# Tigers Swing Faults



## Swingmaster (Jan 17, 2007)

I've posted a frame-by-frame analysis of Tigers swing faults, including the changes in his swing under Hank Haney, at

http://www.theefficientgolfer.com/tiger-woods-analysis.html

Robert Prichard


----------



## 300Yards (Jan 23, 2007)

Yeah, but is there such thing as a faulty swing? No doubt Tiger is wasting soome power in his swing...but who doesn't? I try to maximize my power by using my feet, knees, hips and shoulders...as long as it works, is it really faulty??


----------



## JPsuff (Jan 9, 2007)

.


Well, as long as the club is square at impact, the ball is struck flush and the club is accelerating, it really doesn't matter what happens before or after, does it?

Certainly, one of the oddest swings in golf is/was Lee Trevino's. It's been referred to as the "Anti-hook assembly" and is certainly something that should not be taught to anyone, yet it worked for him.
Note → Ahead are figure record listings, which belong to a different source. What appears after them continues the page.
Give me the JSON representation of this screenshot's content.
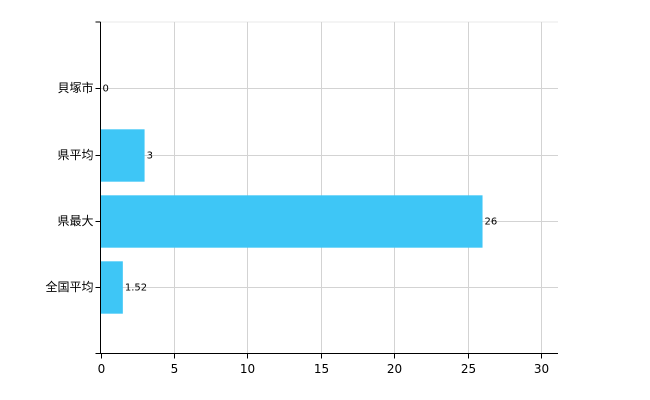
{
  "chart_data": {
    "type": "bar",
    "orientation": "horizontal",
    "categories": [
      "貝塚市",
      "県平均",
      "県最大",
      "全国平均"
    ],
    "values": [
      0,
      3,
      26,
      1.52
    ],
    "color": "#3ec6f6",
    "xlim": [
      0,
      31
    ],
    "xticks": [
      0,
      5,
      10,
      15,
      20,
      25,
      30
    ],
    "grid": true
  }
}
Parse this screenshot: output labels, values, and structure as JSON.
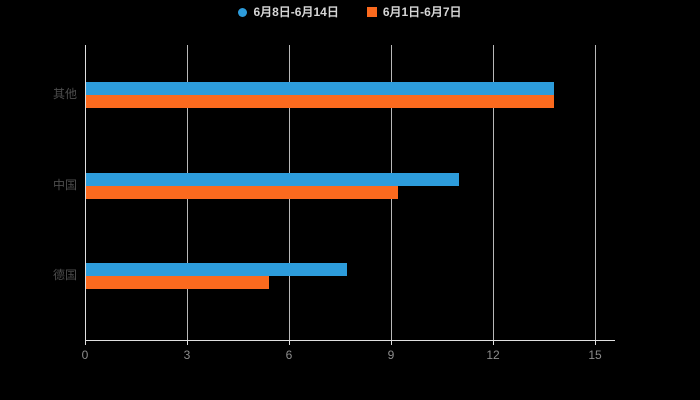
{
  "page": {
    "background": "#000000"
  },
  "legend": {
    "items": [
      {
        "label": "6月8日-6月14日",
        "color": "#2D9CDB",
        "marker": "circle"
      },
      {
        "label": "6月1日-6月7日",
        "color": "#FB6A1E",
        "marker": "square"
      }
    ]
  },
  "chart_data": {
    "type": "bar",
    "orientation": "horizontal",
    "title": "",
    "categories": [
      "其他",
      "中国",
      "德国"
    ],
    "series": [
      {
        "name": "6月8日-6月14日",
        "color": "#2D9CDB",
        "values": [
          13.8,
          11.0,
          7.7
        ]
      },
      {
        "name": "6月1日-6月7日",
        "color": "#FB6A1E",
        "values": [
          13.8,
          9.2,
          5.4
        ]
      }
    ],
    "x_axis": {
      "min": 0,
      "max": 15,
      "ticks": [
        0,
        3,
        6,
        9,
        12,
        15
      ]
    },
    "y_axis": {
      "label": ""
    },
    "grid": true,
    "legend_position": "top",
    "axis_color": "#e0e0e0",
    "grid_color": "#d9d9d9",
    "category_label_color": "#4d4d4d",
    "tick_label_color": "#8c8c8c"
  }
}
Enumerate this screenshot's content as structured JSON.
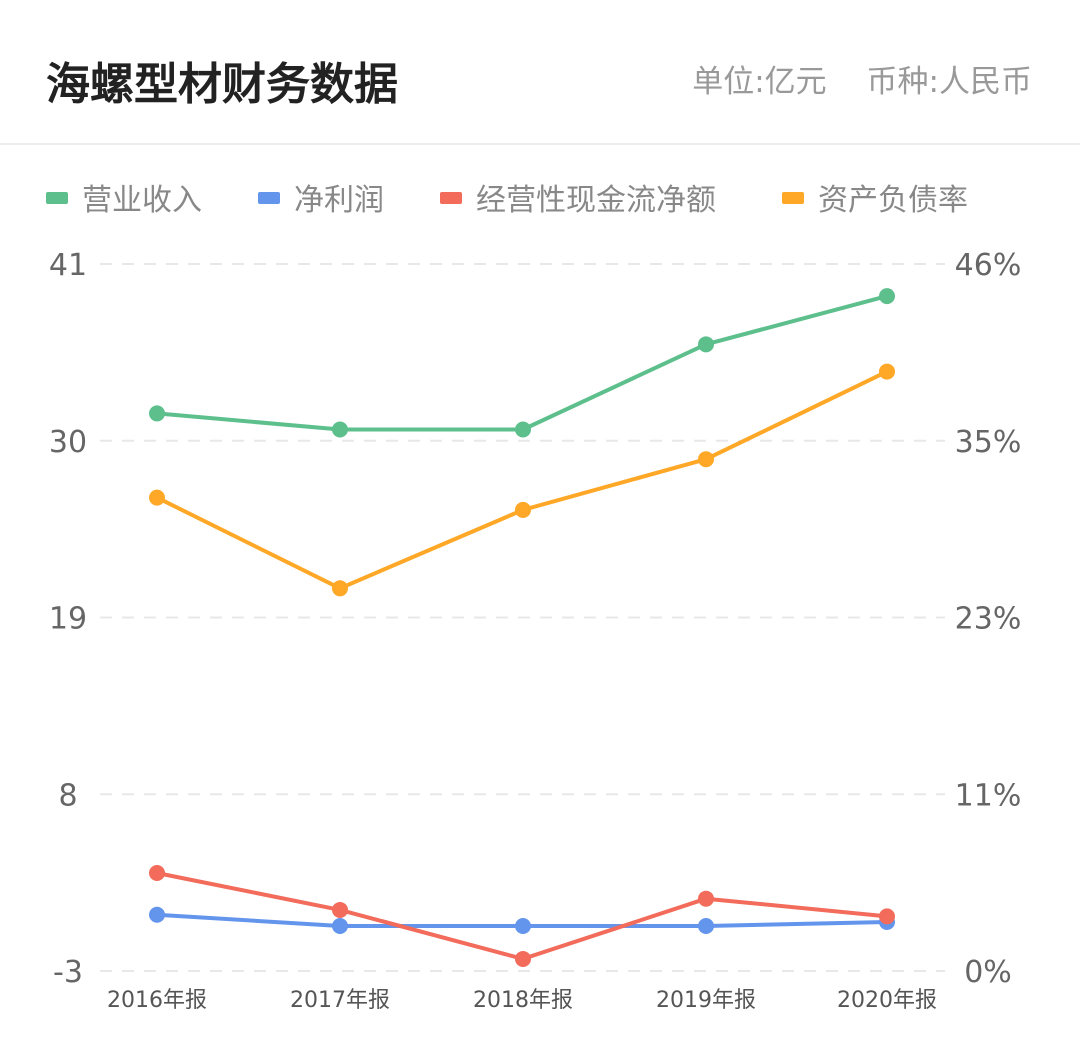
{
  "header": {
    "title": "海螺型材财务数据",
    "unit": "单位:亿元",
    "currency": "币种:人民币"
  },
  "chart_data": {
    "type": "line",
    "categories": [
      "2016年报",
      "2017年报",
      "2018年报",
      "2019年报",
      "2020年报"
    ],
    "legend_position": "top",
    "grid": true,
    "left_axis": {
      "ticks": [
        "41",
        "30",
        "19",
        "8",
        "-3"
      ],
      "range": [
        -3,
        41
      ]
    },
    "right_axis": {
      "ticks": [
        "46%",
        "35%",
        "23%",
        "11%",
        "0%"
      ],
      "range": [
        0,
        46
      ]
    },
    "series": [
      {
        "name": "营业收入",
        "axis": "left",
        "color": "#5cbf8c",
        "values": [
          31.7,
          30.7,
          30.7,
          36.0,
          39.0
        ]
      },
      {
        "name": "净利润",
        "axis": "left",
        "color": "#6495ed",
        "values": [
          0.5,
          -0.2,
          -0.2,
          -0.2,
          0.05
        ]
      },
      {
        "name": "经营性现金流净额",
        "axis": "left",
        "color": "#f26b5b",
        "values": [
          3.1,
          0.8,
          -2.25,
          1.5,
          0.4
        ]
      },
      {
        "name": "资产负债率",
        "axis": "right",
        "color": "#ffa726",
        "values": [
          30.8,
          24.9,
          30.0,
          33.3,
          39.0
        ]
      }
    ]
  }
}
Besides, when one wins 12 Majors and amasses over $600 million in career earnings and endorsements, I don't know that I would be looking to find fault.



-JP


----------



## Police (Oct 26, 2006)

Wooo step by step frames of the worlds number 1... and wow what a chnage he has made certainly he looks a lot more flat at the top of the backswing now than he used to...


----------



## JPsuff (Jan 9, 2007)

.


Ok, I'll play.


In my opinion, a flatter swing is more reliable and more conducive to an inside-out swingpath. A flatter swing is also a result of age or bulk wherein establishing a vertical left arm, (a staple of the upright swing), gets harder to do as one ages, gains weight, or builds muscle mass as so many pro's are doing these days.

A flatter swing uses the large muscles of the body and as long as one can turn their back to the target, it really doesn't matter where the arms are because they play even less of a role in creating power. With an upright swing, the vertical left arm produces extension and a greater swing arc because the larger muscles are used to a lesser extent and the overall arc of a swing must be larger.

I think a flatter swing is much more repeatable and much more natural. Few players, (Nicklaus and Miller come to mind), have actually benefitted from a very upright swing.

Most of the best ballstrikers have a flatter swing plane because of its natural inside-out path. And because they're using the big muscles of the body, there's no need to "reach for the sky" as they say which, in my opinion, can really screw up an otherwise sound swing.

A flatter swing is less athletic and will last for years while an upright swing requires more maintenance and suppleness.



-JP


----------



## 300Yards (Jan 23, 2007)

Yeah, my swingpane is definently flat.. I use my whole body in my swing.


----------



## CallawayKid4 (Jan 25, 2007)

Thats some good stuff.Thanks for posting!


----------